Whenever I mention to someone that I have begun training in Combat Hapkido, their immediate response is "Why?" My answer? "A bunch of different things". I hope in this blog I can take the time to be a little clearer than that, but first, you all need a little history.
As I mentioned earlier, I have cerebral palsy. This puts me at a physical disadvantage against those who would try to harm me, making me an easy target for someone who needs a victim. My mom knew this, and from a young age, asked everyone who might know what the best way to teach me self defense was. However, no one really had a viable solution. My mom's paranoia made me so afraid of the world, I can't even begin to describe it. Then, I began to be afraid of her.
My differences from my peers were glaringly obvious to mom. She was constantly telling me all the different ways I was "not normal". She singled me out for my height, my weight, my personality (very sensitive), my lack of walking ability, inability to cook/clean, the number of tasks I needed to modify to succeed at them, the slow speed at which I accomplished tasks that were easy for everyone able bodied...you name it, she used it as a weapon.

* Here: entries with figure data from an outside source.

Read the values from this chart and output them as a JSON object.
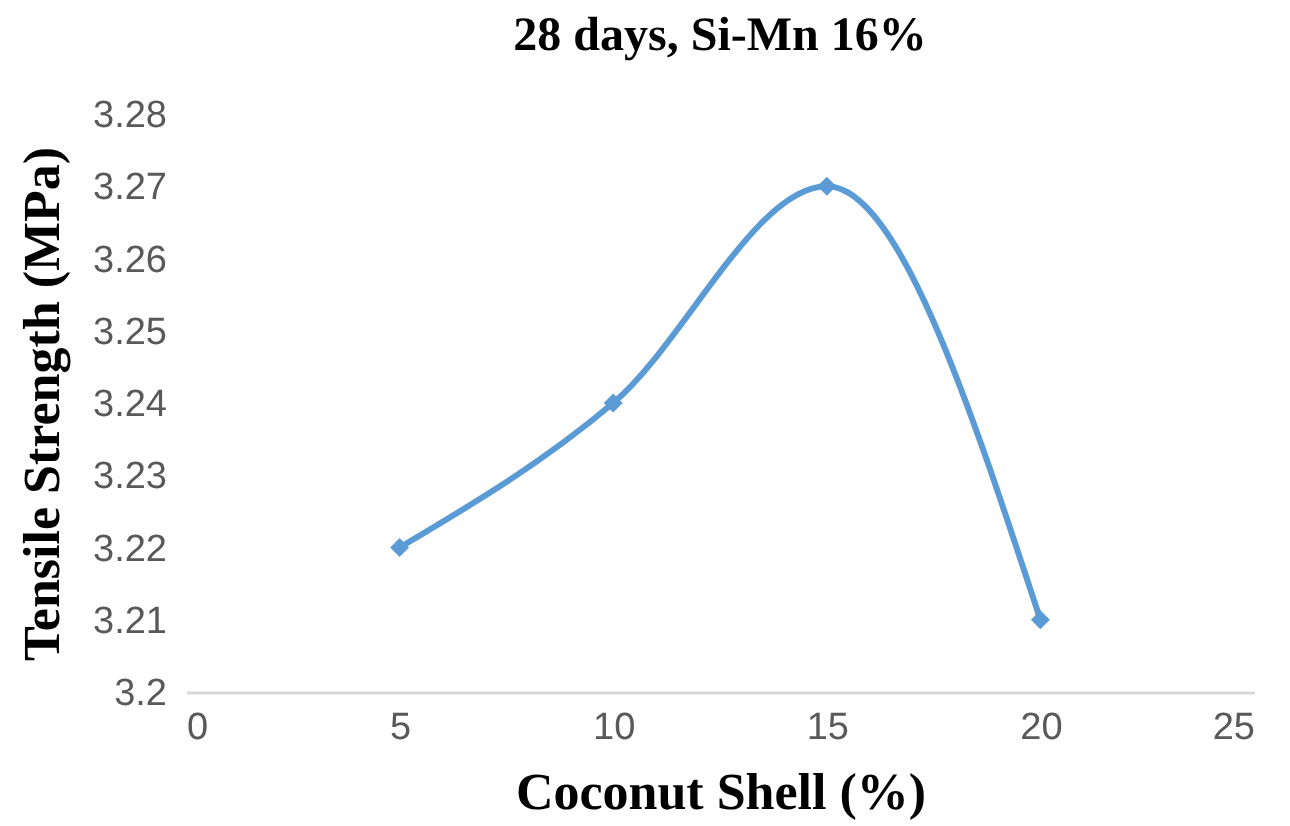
{
  "chart_data": {
    "type": "line",
    "title": "28 days, Si-Mn 16%",
    "xlabel": "Coconut Shell (%)",
    "ylabel": "Tensile Strength (MPa)",
    "x": [
      5,
      10,
      15,
      20
    ],
    "series": [
      {
        "color": "#5b9bd5",
        "values": [
          3.22,
          3.24,
          3.27,
          3.21
        ]
      }
    ],
    "xlim": [
      0,
      25
    ],
    "xticks": [
      0,
      5,
      10,
      15,
      20,
      25
    ],
    "ylim": [
      3.2,
      3.28
    ],
    "yticks": [
      3.2,
      3.21,
      3.22,
      3.23,
      3.24,
      3.25,
      3.26,
      3.27,
      3.28
    ],
    "grid": false,
    "legend": false,
    "marker": "diamond",
    "line_style": "solid"
  }
}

I truly believe she was at first only trying to make me aware of these things so that I would learn to compensate for them. But as time went on they turned to being things she hated about me, things she felt reflected on her, because what parent wants a kid that's any less than perfect. My able bodied little brother Jason, able to do the things I never could, only highlighted my flaws when she mentally compared him to me. After his birth, the gentle reminders became screaming matches, became punishments. I was being blamed for things I could not control. I was singled out in front of my friends and family, and in public as well. Each harsh word was another blow.
Even school, somewhere I have always excelled, became a nightmare when I was told I deserved inappropriate treatment (abuse, inappropriate touching) by teachers and personal assistants. Bullies reinforced what Mom was saying, making things worse. Most of mom's abuse was psychological, and the few teachers I had that believed me claimed they could do nothing. Sophomore year I attempted suicide, and was finally diagnosed with clinical depression, though Mom sabotaged my progress by promising to change when confronted by my counselor, and then screaming at me for telling the truth and going back to her old ways when we were alone. This continued through my first year of college, causing my grades to drop, and me to really struggle.
I met and fell in love with my fiancee Chad when I was at Bradley University, and he is the one who finally helped me to identify that the attitude my parents had toward the challenges I face is what was holding me back. After a nightmarish struggle and confrontation I ended up moving in with him and his mom Robbie.
Shortly after doing so I was diagnosed with GAD, or generalized anxiety disorder which led to panic attacks. After losing control of my life for awhile I finally got the courage to go back to school. I have been a college student ever since and have a 4.0 GPA as well as membership in Phi Theta Kappa, the academic honor society. I am working toward a bachelors degree in Special Education
I think this is a good place to conclude the history lesson for tonight.